In 2015, Forbes bestowed Bill Ackman that label for his effort to build a conglomerate around real estate, just as Berkshire Hathaway’s (NYSE: BRK-A)(NYSE: BRK-B) Warren Buffett had done with insurance. And Monday, the founder and CEO of Pershing Square Capital Management reminded investors of his longheld focus at the Sohn Investment Conference.

Ackman's speech specifically highlighted Howard Hughes Corp (NYSE: HHC), and while it probably could’ve been expected considering the longevity of his stake, a brief analysis of the Pershing Square investment history suggests a subtle shift from real estate.

See Also: Warren Buffett Tells Value Investors To Resist The Temptation To Speculate

Ackman’s Evolution

Ackman hasn’t retained much in the last nine years, but one stock he hasn’t surrendered is that in Howard Hughes. He first bought into the company when it was still a part of GGP Inc. (NYSE: GGP), previously known as General Growth Properties. The initial GGP investment was reported in a 2009 13F filing reflecting end-of-the-year holdings in 2008.

At the time, he also held another real estate play, one beverage firm, one credit card processor, one tech storage company, four retailers and one restaurant — the last two of which reflected less an interest in the actual businesses so much as in seizure of real estate exposure.

By March 2013, Pershing Square betrayed a shift in interest.

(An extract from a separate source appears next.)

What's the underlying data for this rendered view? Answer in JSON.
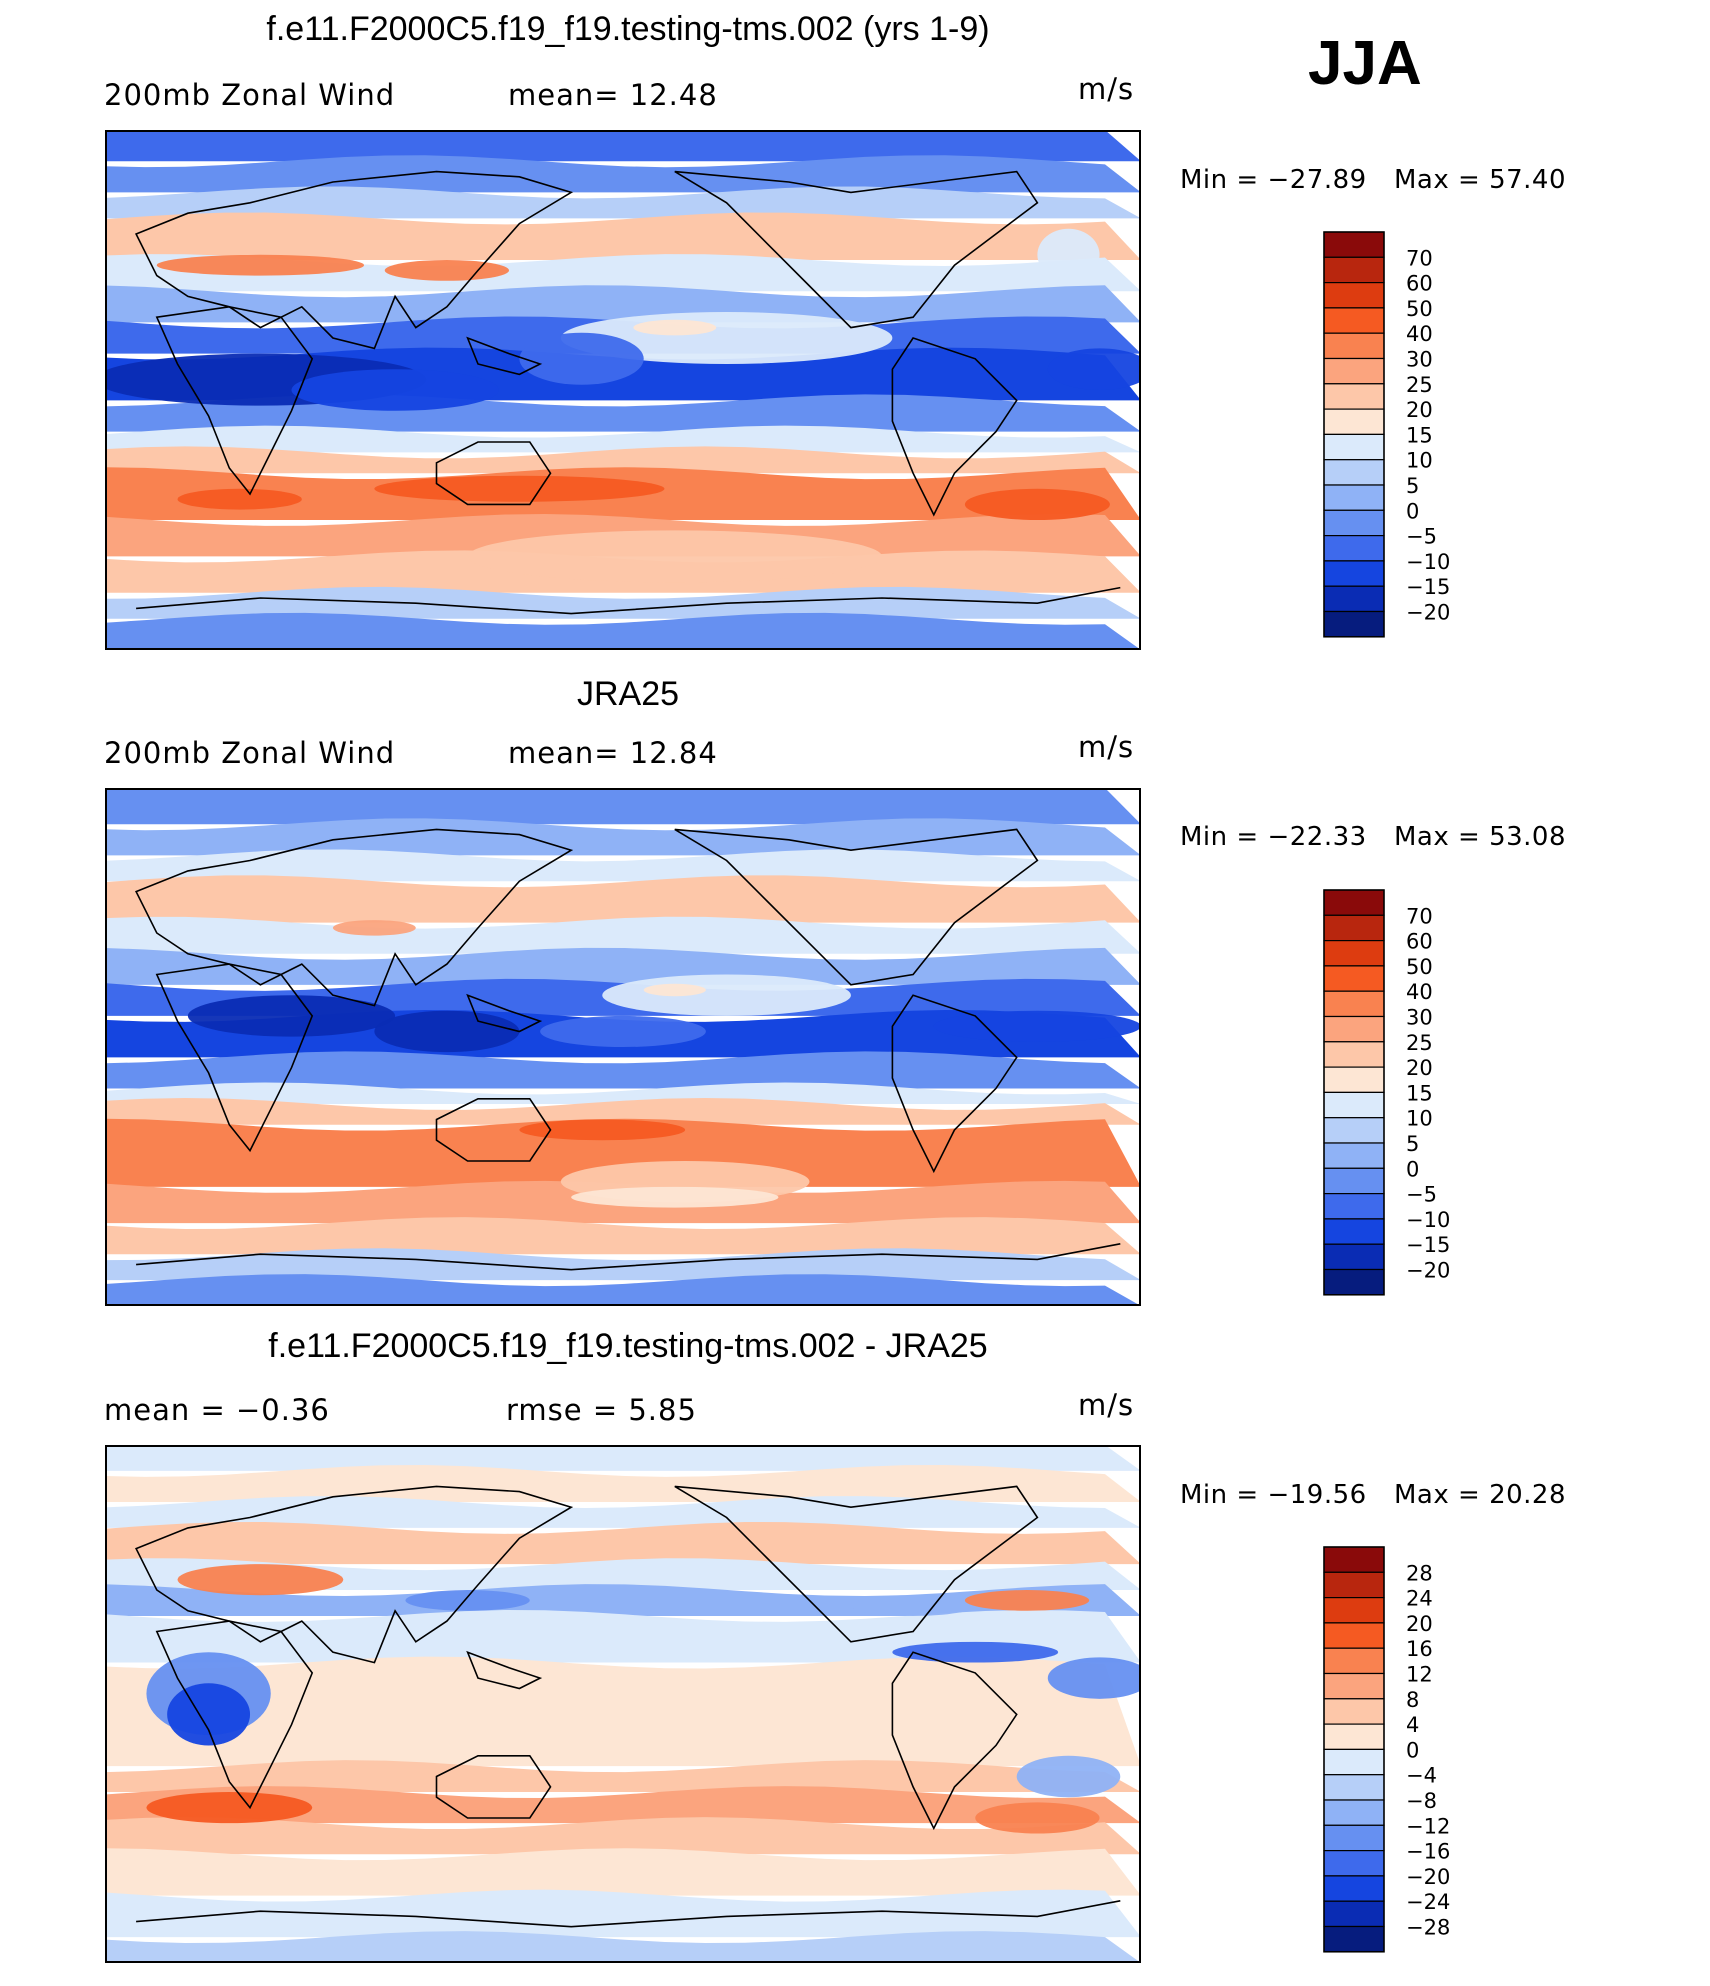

Its 13F showed investments in two real estate plays, two shipping and rail companies, one beverage company, one restaurant, one food firm, one consumer goods manufacturer and one retailer.

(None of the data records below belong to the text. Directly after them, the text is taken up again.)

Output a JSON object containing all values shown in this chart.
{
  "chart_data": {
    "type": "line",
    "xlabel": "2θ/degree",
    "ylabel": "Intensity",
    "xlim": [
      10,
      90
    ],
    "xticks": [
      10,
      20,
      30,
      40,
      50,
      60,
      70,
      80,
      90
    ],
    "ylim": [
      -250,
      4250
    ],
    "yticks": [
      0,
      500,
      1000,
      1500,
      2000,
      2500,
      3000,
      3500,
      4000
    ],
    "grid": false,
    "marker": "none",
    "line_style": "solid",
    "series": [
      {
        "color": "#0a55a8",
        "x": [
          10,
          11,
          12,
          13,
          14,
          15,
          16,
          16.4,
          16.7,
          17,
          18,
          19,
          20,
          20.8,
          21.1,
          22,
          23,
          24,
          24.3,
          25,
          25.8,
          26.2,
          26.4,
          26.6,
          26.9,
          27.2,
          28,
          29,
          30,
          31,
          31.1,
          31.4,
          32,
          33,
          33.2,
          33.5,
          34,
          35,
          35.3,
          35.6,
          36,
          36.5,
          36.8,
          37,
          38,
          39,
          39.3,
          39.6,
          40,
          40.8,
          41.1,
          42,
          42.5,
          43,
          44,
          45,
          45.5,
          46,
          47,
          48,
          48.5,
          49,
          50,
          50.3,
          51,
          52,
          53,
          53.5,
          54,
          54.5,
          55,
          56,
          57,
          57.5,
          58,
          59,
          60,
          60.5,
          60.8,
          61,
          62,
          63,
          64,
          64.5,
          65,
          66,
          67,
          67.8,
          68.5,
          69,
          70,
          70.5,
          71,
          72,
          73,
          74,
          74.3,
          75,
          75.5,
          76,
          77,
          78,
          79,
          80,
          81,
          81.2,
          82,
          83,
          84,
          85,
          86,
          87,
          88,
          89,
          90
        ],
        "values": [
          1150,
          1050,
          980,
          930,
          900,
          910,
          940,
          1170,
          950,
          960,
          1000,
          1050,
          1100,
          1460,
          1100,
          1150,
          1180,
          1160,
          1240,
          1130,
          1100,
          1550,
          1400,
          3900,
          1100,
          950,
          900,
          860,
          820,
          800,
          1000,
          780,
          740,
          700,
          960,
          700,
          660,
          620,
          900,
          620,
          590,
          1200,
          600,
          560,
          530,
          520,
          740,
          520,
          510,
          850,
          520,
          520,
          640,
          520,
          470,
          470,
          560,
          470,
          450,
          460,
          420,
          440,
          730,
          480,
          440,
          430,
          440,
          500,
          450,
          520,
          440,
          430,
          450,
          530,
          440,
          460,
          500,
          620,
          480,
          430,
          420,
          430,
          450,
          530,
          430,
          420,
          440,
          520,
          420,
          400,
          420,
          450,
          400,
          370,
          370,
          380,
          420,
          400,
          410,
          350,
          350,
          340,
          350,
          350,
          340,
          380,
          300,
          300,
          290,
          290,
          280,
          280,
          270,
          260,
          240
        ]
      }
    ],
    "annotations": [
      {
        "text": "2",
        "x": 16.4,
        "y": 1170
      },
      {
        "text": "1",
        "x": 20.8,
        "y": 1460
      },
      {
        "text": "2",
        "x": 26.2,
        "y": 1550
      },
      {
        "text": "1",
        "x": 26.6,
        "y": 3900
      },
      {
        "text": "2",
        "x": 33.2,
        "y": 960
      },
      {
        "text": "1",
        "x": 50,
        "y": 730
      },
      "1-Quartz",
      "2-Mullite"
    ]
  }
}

Now, his latest filing shows two chemical companies, two restaurants, two food companies, a pharmaceutical company and a real estate play.

While it appears that Ackman may have strayed from his core interest in real estate in the past few years, Howard Hughes remains a central part of his plan.

After he discussed the stock at the conference, shares spiked 4.7 percent, and closed up 3.8 percent at $126.70.